Footprints in the Sand

Most would find the idea of sharing our planet with another distinct member of the hominin family quite odd. But 1.5 million years ago, it was normal, or so the theory went.
Now, scientists, for the first time, because of fossilized footprints made by two distinct species related to humans found on the shore of a Kenyan lake, have been able to say that Homo erectus and Paranthropus boisei – the first possibly our direct ancestor, and the second a distant relative – did actually coexist at the same time and place.
They walked together, side-by-side, possibly for thousands of years.
The discovery fills in “exciting pieces of the human evolution story,” wrote Kevin Hatala, an anthropologist and lead author of a new study, in the Conversation, along with two other authors of the study. “(The footprints) stir the imagination: They invite you to follow, to guess what someone was doing and where they were going.”
The research team reached this conclusion after examining previously found skeletal remains and matching the four sets of footprints found in the Turkana Basin, a site in northern Kenya, to two types of hominins, P. boisei, and H. erectus, according to the study. The P. boisei had smaller brains, wide, flat faces, and massive teeth. H. erectus were more similar to modern humans.
Meanwhile, the researchers discovered three isolated footprints seemingly coming from the same hominin, and one long continuous trail of footprints from another. They then relied on earlier experiments that used X-ray technology to understand the imprints in the mud.
They could tell the prints were made by people with different anatomies and gaits.

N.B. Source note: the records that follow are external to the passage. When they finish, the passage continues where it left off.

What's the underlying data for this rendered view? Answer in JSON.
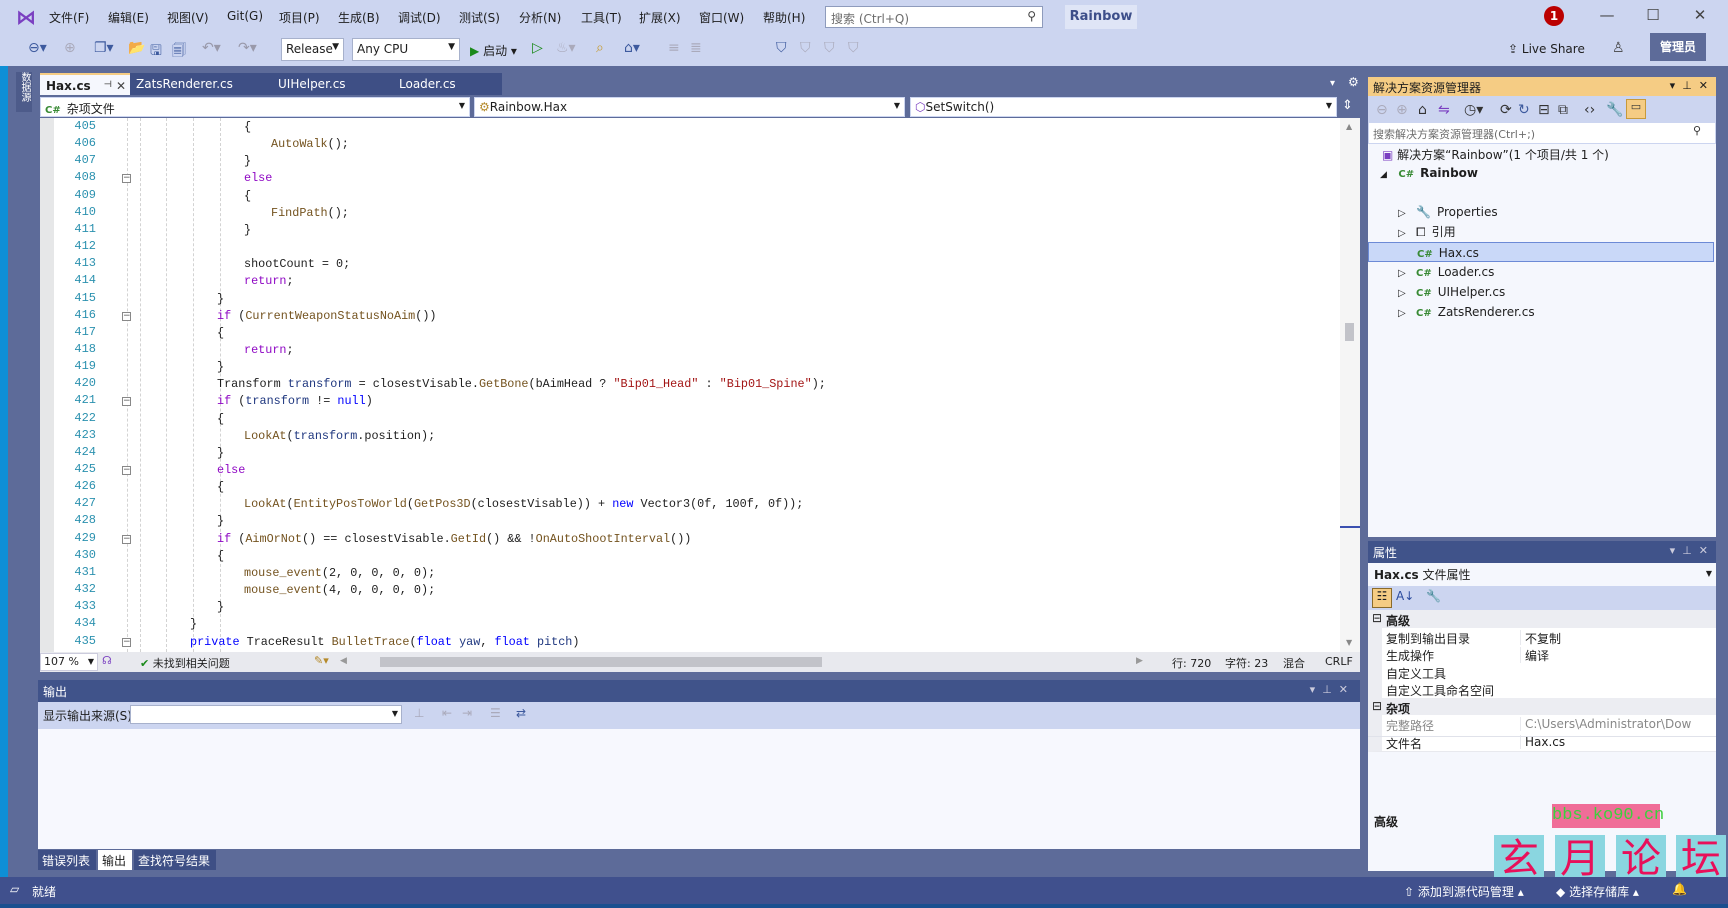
{
  "titlebar": {
    "menu": [
      "文件(F)",
      "编辑(E)",
      "视图(V)",
      "Git(G)",
      "项目(P)",
      "生成(B)",
      "调试(D)",
      "测试(S)",
      "分析(N)",
      "工具(T)",
      "扩展(X)",
      "窗口(W)",
      "帮助(H)"
    ],
    "search_placeholder": "搜索 (Ctrl+Q)",
    "solution_name": "Rainbow",
    "notification_count": "1"
  },
  "toolbar": {
    "configuration": "Release",
    "platform": "Any CPU",
    "start_label": "启动",
    "live_share": "Live Share",
    "admin": "管理员"
  },
  "tabs": [
    {
      "label": "Hax.cs",
      "active": true
    },
    {
      "label": "ZatsRenderer.cs"
    },
    {
      "label": "UIHelper.cs"
    },
    {
      "label": "Loader.cs"
    }
  ],
  "side_strip_label": "数据源",
  "navbar": {
    "project": "杂项文件",
    "type": "Rainbow.Hax",
    "member": "SetSwitch()"
  },
  "code_colors": {
    "kw": "#8f08c4",
    "blue": "#0000ff",
    "method": "#74531f",
    "str": "#a31515",
    "id": "#1f377f",
    "plain": "#1e1e1e",
    "type": "#2b91af"
  },
  "code": [
    {
      "n": "405",
      "i": 2,
      "t": [
        [
          "{",
          "plain"
        ]
      ]
    },
    {
      "n": "406",
      "i": 3,
      "t": [
        [
          "AutoWalk",
          "method"
        ],
        [
          "();",
          "plain"
        ]
      ]
    },
    {
      "n": "407",
      "i": 2,
      "t": [
        [
          "}",
          "plain"
        ]
      ]
    },
    {
      "n": "408",
      "i": 2,
      "t": [
        [
          "else",
          "kw"
        ]
      ],
      "f": true
    },
    {
      "n": "409",
      "i": 2,
      "t": [
        [
          "{",
          "plain"
        ]
      ]
    },
    {
      "n": "410",
      "i": 3,
      "t": [
        [
          "FindPath",
          "method"
        ],
        [
          "();",
          "plain"
        ]
      ]
    },
    {
      "n": "411",
      "i": 2,
      "t": [
        [
          "}",
          "plain"
        ]
      ]
    },
    {
      "n": "412",
      "i": 0,
      "t": []
    },
    {
      "n": "413",
      "i": 2,
      "t": [
        [
          "shootCount = 0;",
          "plain"
        ]
      ]
    },
    {
      "n": "414",
      "i": 2,
      "t": [
        [
          "return",
          "kw"
        ],
        [
          ";",
          "plain"
        ]
      ]
    },
    {
      "n": "415",
      "i": 1,
      "t": [
        [
          "}",
          "plain"
        ]
      ]
    },
    {
      "n": "416",
      "i": 1,
      "t": [
        [
          "if",
          "kw"
        ],
        [
          " (",
          "plain"
        ],
        [
          "CurrentWeaponStatusNoAim",
          "method"
        ],
        [
          "())",
          "plain"
        ]
      ],
      "f": true
    },
    {
      "n": "417",
      "i": 1,
      "t": [
        [
          "{",
          "plain"
        ]
      ]
    },
    {
      "n": "418",
      "i": 2,
      "t": [
        [
          "return",
          "kw"
        ],
        [
          ";",
          "plain"
        ]
      ]
    },
    {
      "n": "419",
      "i": 1,
      "t": [
        [
          "}",
          "plain"
        ]
      ]
    },
    {
      "n": "420",
      "i": 1,
      "t": [
        [
          "Transform ",
          "plain"
        ],
        [
          "transform",
          "id"
        ],
        [
          " = closestVisable.",
          "plain"
        ],
        [
          "GetBone",
          "method"
        ],
        [
          "(bAimHead ? ",
          "plain"
        ],
        [
          "\"Bip01_Head\"",
          "str"
        ],
        [
          " : ",
          "plain"
        ],
        [
          "\"Bip01_Spine\"",
          "str"
        ],
        [
          ");",
          "plain"
        ]
      ]
    },
    {
      "n": "421",
      "i": 1,
      "t": [
        [
          "if",
          "kw"
        ],
        [
          " (",
          "plain"
        ],
        [
          "transform",
          "id"
        ],
        [
          " != ",
          "plain"
        ],
        [
          "null",
          "blue"
        ],
        [
          ")",
          "plain"
        ]
      ],
      "f": true
    },
    {
      "n": "422",
      "i": 1,
      "t": [
        [
          "{",
          "plain"
        ]
      ]
    },
    {
      "n": "423",
      "i": 2,
      "t": [
        [
          "LookAt",
          "method"
        ],
        [
          "(",
          "plain"
        ],
        [
          "transform",
          "id"
        ],
        [
          ".position);",
          "plain"
        ]
      ]
    },
    {
      "n": "424",
      "i": 1,
      "t": [
        [
          "}",
          "plain"
        ]
      ]
    },
    {
      "n": "425",
      "i": 1,
      "t": [
        [
          "else",
          "kw"
        ]
      ],
      "f": true
    },
    {
      "n": "426",
      "i": 1,
      "t": [
        [
          "{",
          "plain"
        ]
      ]
    },
    {
      "n": "427",
      "i": 2,
      "t": [
        [
          "LookAt",
          "method"
        ],
        [
          "(",
          "plain"
        ],
        [
          "EntityPosToWorld",
          "method"
        ],
        [
          "(",
          "plain"
        ],
        [
          "GetPos3D",
          "method"
        ],
        [
          "(closestVisable)) + ",
          "plain"
        ],
        [
          "new",
          "blue"
        ],
        [
          " Vector3(0f, 100f, 0f));",
          "plain"
        ]
      ]
    },
    {
      "n": "428",
      "i": 1,
      "t": [
        [
          "}",
          "plain"
        ]
      ]
    },
    {
      "n": "429",
      "i": 1,
      "t": [
        [
          "if",
          "kw"
        ],
        [
          " (",
          "plain"
        ],
        [
          "AimOrNot",
          "method"
        ],
        [
          "() == closestVisable.",
          "plain"
        ],
        [
          "GetId",
          "method"
        ],
        [
          "() && !",
          "plain"
        ],
        [
          "OnAutoShootInterval",
          "method"
        ],
        [
          "())",
          "plain"
        ]
      ],
      "f": true
    },
    {
      "n": "430",
      "i": 1,
      "t": [
        [
          "{",
          "plain"
        ]
      ]
    },
    {
      "n": "431",
      "i": 2,
      "t": [
        [
          "mouse_event",
          "method"
        ],
        [
          "(2, 0, 0, 0, 0);",
          "plain"
        ]
      ]
    },
    {
      "n": "432",
      "i": 2,
      "t": [
        [
          "mouse_event",
          "method"
        ],
        [
          "(4, 0, 0, 0, 0);",
          "plain"
        ]
      ]
    },
    {
      "n": "433",
      "i": 1,
      "t": [
        [
          "}",
          "plain"
        ]
      ]
    },
    {
      "n": "434",
      "i": 0,
      "t": [
        [
          "}",
          "plain"
        ]
      ]
    },
    {
      "n": "435",
      "i": 0,
      "t": [
        [
          "private",
          "blue"
        ],
        [
          " TraceResult ",
          "plain"
        ],
        [
          "BulletTrace",
          "method"
        ],
        [
          "(",
          "plain"
        ],
        [
          "float",
          "blue"
        ],
        [
          " ",
          "plain"
        ],
        [
          "yaw",
          "id"
        ],
        [
          ", ",
          "plain"
        ],
        [
          "float",
          "blue"
        ],
        [
          " ",
          "plain"
        ],
        [
          "pitch",
          "id"
        ],
        [
          ")",
          "plain"
        ]
      ],
      "f": true
    }
  ],
  "editor_status": {
    "zoom": "107 %",
    "issues": "未找到相关问题",
    "line": "行: 720",
    "char": "字符: 23",
    "mode": "混合",
    "eol": "CRLF"
  },
  "output": {
    "title": "输出",
    "source_label": "显示输出来源(S):",
    "source_value": ""
  },
  "bottom_tabs": [
    "错误列表",
    "输出",
    "查找符号结果"
  ],
  "statusbar": {
    "ready": "就绪",
    "add_source": "添加到源代码管理",
    "select_repo": "选择存储库"
  },
  "solution_explorer": {
    "title": "解决方案资源管理器",
    "search_placeholder": "搜索解决方案资源管理器(Ctrl+;)",
    "solution": "解决方案“Rainbow”(1 个项目/共 1 个)",
    "project": "Rainbow",
    "items": [
      {
        "label": "Properties",
        "icon": "wrench-icon",
        "expandable": true
      },
      {
        "label": "引用",
        "icon": "references-icon",
        "expandable": true
      },
      {
        "label": "Hax.cs",
        "icon": "csharp-icon",
        "selected": true
      },
      {
        "label": "Loader.cs",
        "icon": "csharp-icon",
        "expandable": true
      },
      {
        "label": "UIHelper.cs",
        "icon": "csharp-icon",
        "expandable": true
      },
      {
        "label": "ZatsRenderer.cs",
        "icon": "csharp-icon",
        "expandable": true
      }
    ]
  },
  "properties": {
    "title": "属性",
    "object": "Hax.cs",
    "object_type": "文件属性",
    "categories": [
      {
        "name": "高级",
        "rows": [
          [
            "复制到输出目录",
            "不复制"
          ],
          [
            "生成操作",
            "编译"
          ],
          [
            "自定义工具",
            ""
          ],
          [
            "自定义工具命名空间",
            ""
          ]
        ]
      },
      {
        "name": "杂项",
        "rows": [
          [
            "完整路径",
            "C:\\Users\\Administrator\\Downl"
          ],
          [
            "文件名",
            "Hax.cs"
          ]
        ]
      }
    ],
    "description_title": "高级"
  },
  "watermark": {
    "url": "bbs.ko90.cn",
    "chars": [
      "玄",
      "月",
      "论",
      "坛"
    ]
  }
}
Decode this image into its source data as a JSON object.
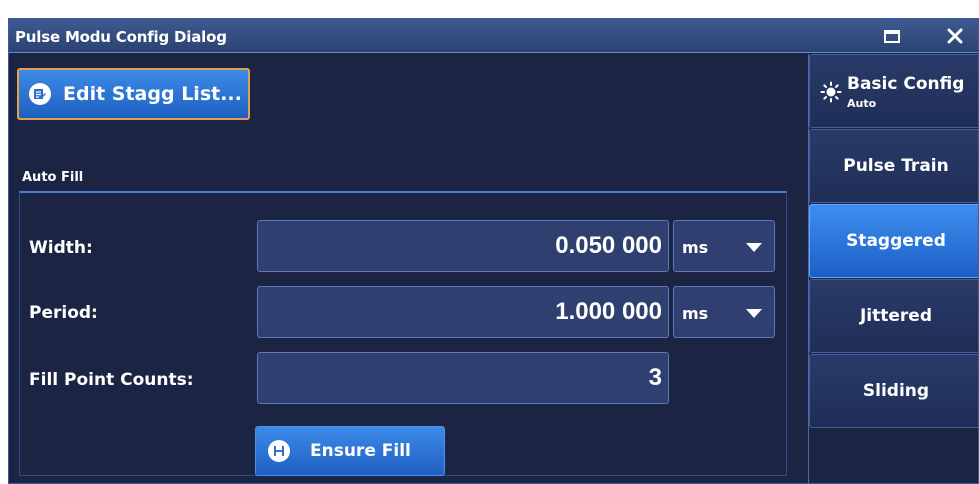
{
  "dialog": {
    "title": "Pulse Modu Config Dialog",
    "maximize_icon": "maximize-icon",
    "close_icon": "close-icon",
    "close_glyph": "✕"
  },
  "toolbar": {
    "edit_stagg_label": "Edit Stagg List...",
    "edit_icon": "edit-list-icon"
  },
  "auto_fill": {
    "section_label": "Auto Fill",
    "width": {
      "label": "Width:",
      "value": "0.050 000",
      "unit": "ms"
    },
    "period": {
      "label": "Period:",
      "value": "1.000 000",
      "unit": "ms"
    },
    "fill_point_counts": {
      "label": "Fill Point Counts:",
      "value": "3"
    },
    "ensure_fill_label": "Ensure Fill",
    "ensure_icon": "ensure-fill-icon"
  },
  "sidebar": {
    "items": [
      {
        "label": "Basic Config",
        "sub": "Auto",
        "icon": "sun-icon",
        "active": false
      },
      {
        "label": "Pulse Train",
        "active": false
      },
      {
        "label": "Staggered",
        "active": true
      },
      {
        "label": "Jittered",
        "active": false
      },
      {
        "label": "Sliding",
        "active": false
      }
    ]
  },
  "colors": {
    "background": "#1b2543",
    "accent_blue": "#2f7be0",
    "focus_orange": "#e0a24e",
    "title_bar": "#34508a"
  }
}
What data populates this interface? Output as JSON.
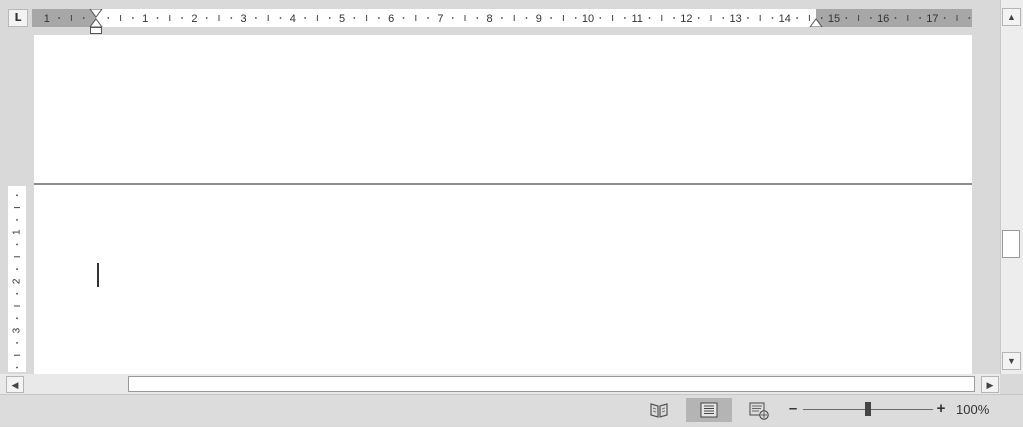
{
  "window": {
    "title": ""
  },
  "rulers": {
    "tab_selector_glyph": "L",
    "horizontal_ticks": [
      "1",
      "1",
      "2",
      "3",
      "4",
      "5",
      "6",
      "7",
      "8",
      "9",
      "10",
      "11",
      "12",
      "13",
      "14",
      "15",
      "16",
      "17"
    ],
    "vertical_ticks": [
      "1",
      "2",
      "3"
    ]
  },
  "scrollbars": {
    "up_arrow": "▲",
    "down_arrow": "▼",
    "left_arrow": "◀",
    "right_arrow": "▶"
  },
  "status_bar": {
    "views": [
      {
        "name": "read-mode",
        "icon": "open-book-icon"
      },
      {
        "name": "print-layout",
        "icon": "page-lines-icon",
        "active": true
      },
      {
        "name": "web-layout",
        "icon": "web-page-icon"
      }
    ],
    "zoom_out_label": "–",
    "zoom_in_label": "+",
    "zoom_level": "100%",
    "zoom_fraction": 0.5
  },
  "colors": {
    "ruler_margin": "#a7a7a7",
    "ruler_active": "#ffffff",
    "page": "#ffffff",
    "chrome": "#d9d9d9"
  }
}
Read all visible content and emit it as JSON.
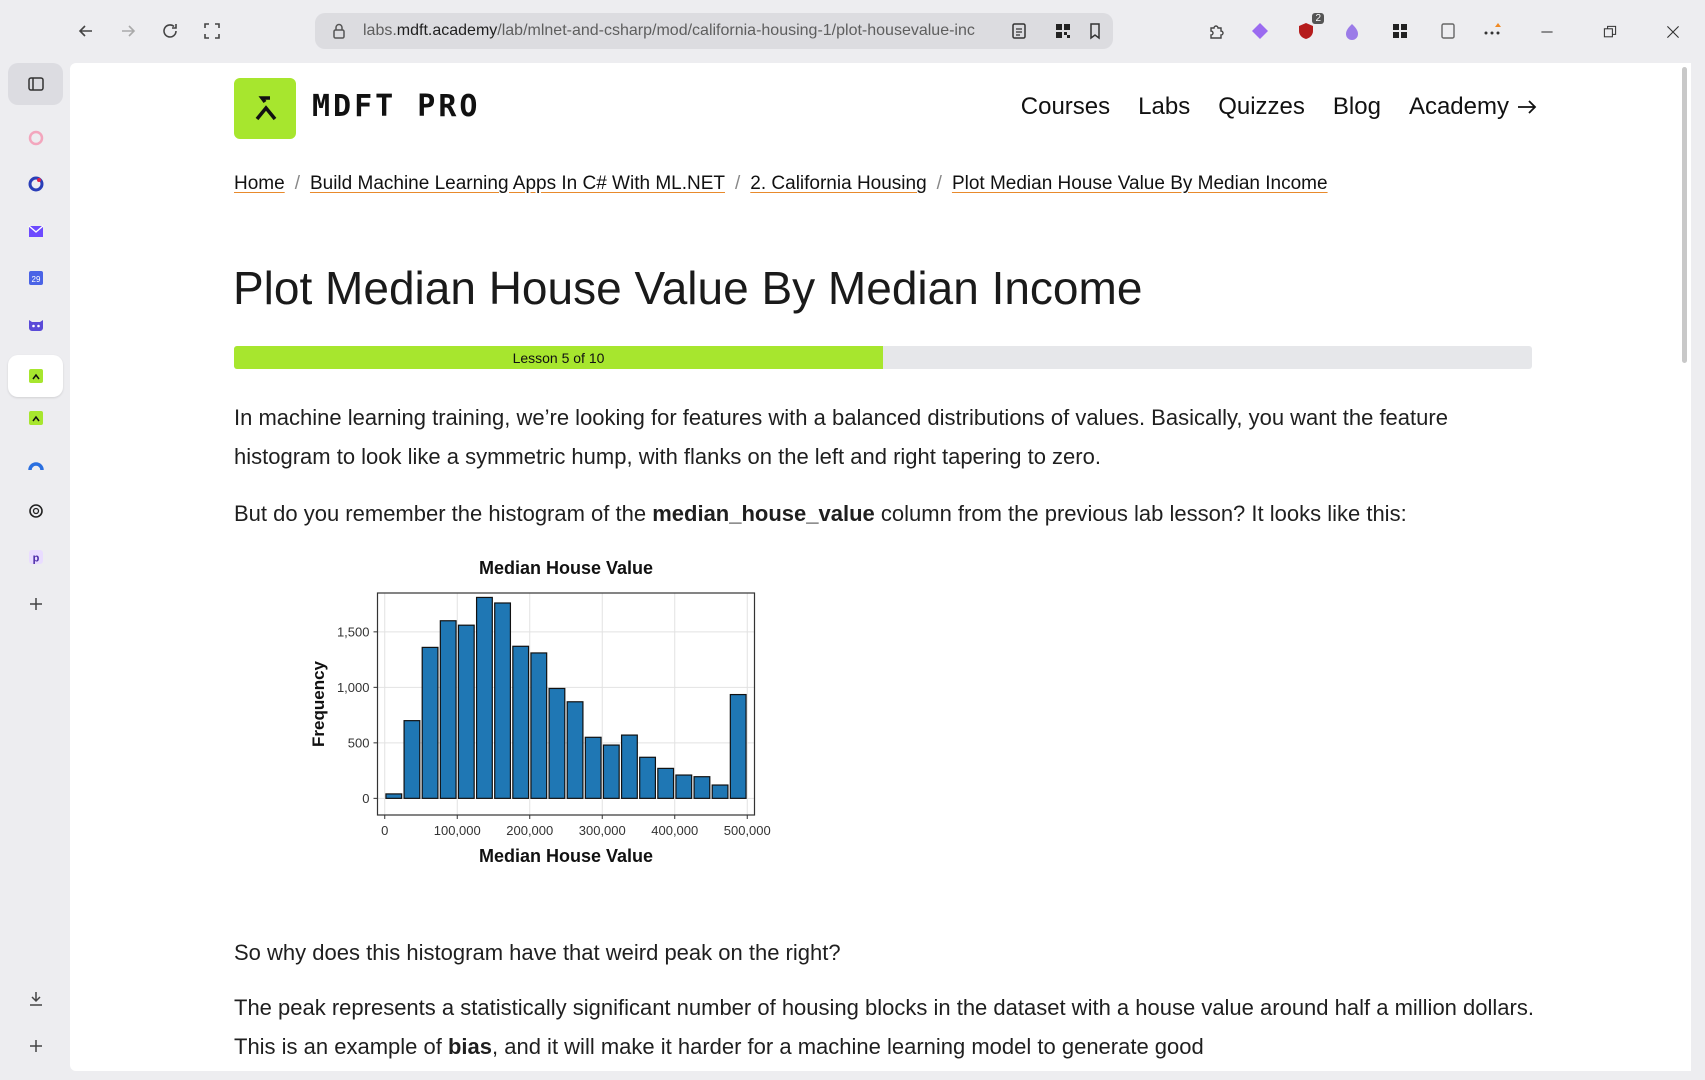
{
  "browser": {
    "url_prefix": "labs.",
    "url_domain": "mdft.academy",
    "url_path": "/lab/mlnet-and-csharp/mod/california-housing-1/plot-housevalue-inc",
    "badge_count": "2"
  },
  "site": {
    "brand": "MDFT PRO",
    "nav": [
      {
        "label": "Courses"
      },
      {
        "label": "Labs"
      },
      {
        "label": "Quizzes"
      },
      {
        "label": "Blog"
      },
      {
        "label": "Academy"
      }
    ]
  },
  "breadcrumb": [
    {
      "label": "Home"
    },
    {
      "label": "Build Machine Learning Apps In C# With ML.NET"
    },
    {
      "label": "2. California Housing"
    },
    {
      "label": "Plot Median House Value By Median Income"
    }
  ],
  "page": {
    "title": "Plot Median House Value By Median Income",
    "progress_label": "Lesson 5 of 10",
    "progress_fraction": 0.5,
    "paragraph1": "In machine learning training, we’re looking for features with a balanced distributions of values. Basically, you want the feature histogram to look like a symmetric hump, with flanks on the left and right tapering to zero.",
    "paragraph2_before": "But do you remember the histogram of the ",
    "paragraph2_bold": "median_house_value",
    "paragraph2_after": " column from the previous lab lesson? It looks like this:",
    "paragraph3": "So why does this histogram have that weird peak on the right?",
    "paragraph4_before": "The peak represents a statistically significant number of housing blocks in the dataset with a house value around half a million dollars. This is an example of ",
    "paragraph4_bold": "bias",
    "paragraph4_after": ", and it will make it harder for a machine learning model to generate good"
  },
  "chart_data": {
    "type": "bar",
    "title": "Median House Value",
    "xlabel": "Median House Value",
    "ylabel": "Frequency",
    "bin_width": 25000,
    "bin_starts": [
      0,
      25000,
      50000,
      75000,
      100000,
      125000,
      150000,
      175000,
      200000,
      225000,
      250000,
      275000,
      300000,
      325000,
      350000,
      375000,
      400000,
      425000,
      450000,
      475000
    ],
    "values": [
      40,
      700,
      1360,
      1600,
      1560,
      1810,
      1760,
      1370,
      1310,
      990,
      870,
      550,
      480,
      570,
      370,
      270,
      210,
      195,
      120,
      935
    ],
    "xlim": [
      -10000,
      510000
    ],
    "ylim": [
      -150,
      1850
    ],
    "x_ticks": [
      0,
      100000,
      200000,
      300000,
      400000,
      500000
    ],
    "x_tick_labels": [
      "0",
      "100,000",
      "200,000",
      "300,000",
      "400,000",
      "500,000"
    ],
    "y_ticks": [
      0,
      500,
      1000,
      1500
    ],
    "y_tick_labels": [
      "0",
      "500",
      "1,000",
      "1,500"
    ],
    "bar_color": "#1f77b4",
    "grid": true
  },
  "colors": {
    "accent": "#a7e62e",
    "link_underline": "#e88a2c"
  }
}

For example, the researchers determined that the three single footprints had higher arches, suggesting they were more human-like and hypothesizing that they belonged to the H. erectus species. They also noticed that the species responsible for the trail of prints had a big toe that changed position from step to step, suggesting it came from earlier relatives of humans such as P. boisei.
Footprints from a site nearby the basin also showed a similar overlap of the two hominins that occurred more than 100,000 years later. The researchers concluded that the two species lived in harmony together for a long time.
“I would expect the two species would have been aware of each other’s existence on that landscape, and they probably would have recognized each other as being ‘different,’” Hatala told the Guardian. “This raises lots of fascinating questions about how they would have interacted, and we don’t have all of those answers yet.”
He added that they weren’t competing for resources because of differing diets, something they could discern by examining the remains.
Hatala and his team say it is intriguing to think about what the two species thought of each other, and what it would have been like to live among another humanlike species that is similar, but yet so different.
“Fossil footprints are exciting because they provide vivid snapshots that bring our fossil relatives to life,” Hatala said in a statement, continuing, “We can see how living individuals, millions of years ago, were moving around their environments and potentially interacting with each other.”